Of 60 Seconds
Welcome to Episode 2 of Nonsense At Work.
This episode will be longer than future ones as I explain why future episodes will be the number of words that result in a recording (podcast) of exactly 60 seconds as spoken by me at my talking speed and with my accent.
In May 2006 Dr Wally Johnston, a retired VCU Business Professor, asked me to be a stand-in for him as a commentator on a regional public radio network in Central Virginia. Dr Wally’s instructions were simple, but brutal. I had 60 seconds on air to make my point. No more. No less.
My first in-studio recording session was rather stressful. I tried again and again, over and over, until I managed to grind my way through my first proudly written-for-radio piece within the allotted 60 seconds with no mistakes and with no change in tone or inflection and without breathing once.
In making these recordings, I experienced an unknown law of nonsense. It takes much longer to listen to a 60-second-recording than it takes to speak it. Think about that bit of nonsense for a minute.

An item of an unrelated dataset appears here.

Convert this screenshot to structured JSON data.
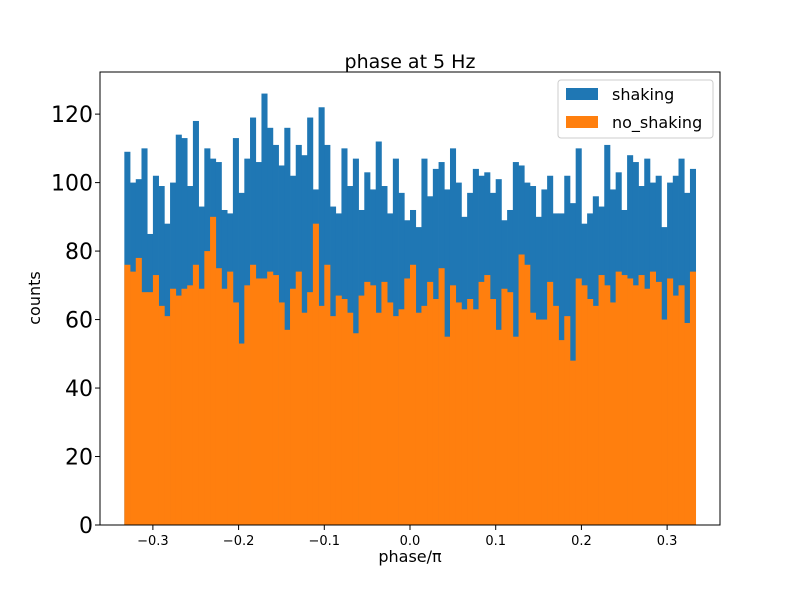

You know others listen faster than you can speak, which is why some annoying people complete your sentences for you, often incorrectly. But that’s not the case when you are told to say something meaningful within a specified time limit. Then time speeds up and you run out of seconds before you run out of words.
Another lesson I learned is that it takes much, much longer to write something that can be read in sixty-seconds than it takes to read it.
I now know what Pascal meant when he wrote to a friend explaining that he made his letter longer, because he did not have the time to make it shorter.
Unlike Pascal, I had to find the time to make my pieces shorter. If I failed to, then my time on the radio would have been cut short.
The fact that my sixty-second recordings are still being aired somewhere on a regional public radio station speaks to the success of my time discipline.
As to the success of my material, well, I leave that up to you to decide.
Welcome to my side of the nonsense divide.